Lyrics Georges Brassens

Georges Brassens

La Fessée

La veuve et l'orphelin, quoi de plus émouvant ?

Un vieux copain d'école étant mort sans enfants,

Abandonnant au monde une épouse épatante,

J'allai rendre visite à la désespérée.

Et puis, ne sachant plus où finir ma soirée,

Je lui tins compagnie dans la chapelle ardente.

Pour endiguer ses pleurs, pour apaiser ses maux,

Je me mis à blaguer, à sortir des bons mots,

Tous les moyens sont bons au médecin de l'âme...

Bientôt, par la vertu de quelques facéties,

La veuve se tenait les côtes, Dieu merci !

Ainsi que des bossus, tous deux nous rigolâmes.

Ma pipe dépassait un peu de mon veston.

Aimable, elle m'encouragea : " Bourrez-la donc,

Qu'aucun impératif moral ne vous arrête,

Si mon pauvre mari détestait le tabac,

Maintenant la fumée ne le dérange pas !

Mais où diantre ai-je mis mon porte-cigarettes ? "

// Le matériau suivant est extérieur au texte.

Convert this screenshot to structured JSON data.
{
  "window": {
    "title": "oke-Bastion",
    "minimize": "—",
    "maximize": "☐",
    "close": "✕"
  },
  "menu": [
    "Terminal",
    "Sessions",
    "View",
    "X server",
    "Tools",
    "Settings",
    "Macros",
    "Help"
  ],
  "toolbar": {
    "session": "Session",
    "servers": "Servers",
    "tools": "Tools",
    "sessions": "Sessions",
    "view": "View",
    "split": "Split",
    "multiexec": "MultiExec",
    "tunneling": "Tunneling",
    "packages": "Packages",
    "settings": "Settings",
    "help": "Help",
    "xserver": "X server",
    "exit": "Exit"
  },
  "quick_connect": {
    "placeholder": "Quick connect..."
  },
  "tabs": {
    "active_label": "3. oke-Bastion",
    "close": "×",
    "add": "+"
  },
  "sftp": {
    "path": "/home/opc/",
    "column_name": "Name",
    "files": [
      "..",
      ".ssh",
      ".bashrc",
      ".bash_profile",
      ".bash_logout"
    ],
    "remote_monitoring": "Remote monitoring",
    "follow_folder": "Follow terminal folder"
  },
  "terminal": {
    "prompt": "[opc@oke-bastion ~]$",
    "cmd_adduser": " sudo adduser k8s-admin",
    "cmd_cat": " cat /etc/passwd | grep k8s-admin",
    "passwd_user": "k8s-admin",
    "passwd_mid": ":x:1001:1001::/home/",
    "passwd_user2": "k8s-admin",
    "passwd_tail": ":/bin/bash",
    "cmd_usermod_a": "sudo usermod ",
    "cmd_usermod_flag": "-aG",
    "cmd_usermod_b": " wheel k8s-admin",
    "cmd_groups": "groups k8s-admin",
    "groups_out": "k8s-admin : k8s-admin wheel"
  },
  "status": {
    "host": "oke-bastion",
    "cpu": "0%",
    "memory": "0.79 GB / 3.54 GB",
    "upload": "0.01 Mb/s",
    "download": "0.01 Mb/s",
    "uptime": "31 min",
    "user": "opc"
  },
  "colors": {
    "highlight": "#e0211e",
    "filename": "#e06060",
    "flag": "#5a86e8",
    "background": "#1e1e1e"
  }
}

A minuit, d'une voix douce de séraphin,

Elle me demanda si je n'avais pas faim.

" Ça le ferait-il revenir, ajouta-t-elle,

De pousser la piété jusqu'à l'inanition :

Que diriez-vous d'une frugale collation ? "

Et nous fîmes un petit souper aux chandelles.

" Regardez s'il est beau ! Dirait-on point qu'il dort.

Ce n'est certes pas lui qui me donnerait tort

De noyer mon chagrin dans un flot de champagne. "

Quand nous eûmes vidé le deuxième magnum,

La veuve était émue, nom d'un petit bonhomm' !

Et son esprit se mit à battre la campagne...

" Mon Dieu, ce que c'est tout de même que de nous ! "

Soupira-t-elle, en s'asseyant sur mes genoux.

Et puis, ayant collé sa lèvre sur ma lèvre,

" Me voilà rassurée, fit-elle, j'avais peur

Que, sous votre moustache en tablier d'sapeur,

Vous ne cachiez coquettement un bec-de-lièvre... "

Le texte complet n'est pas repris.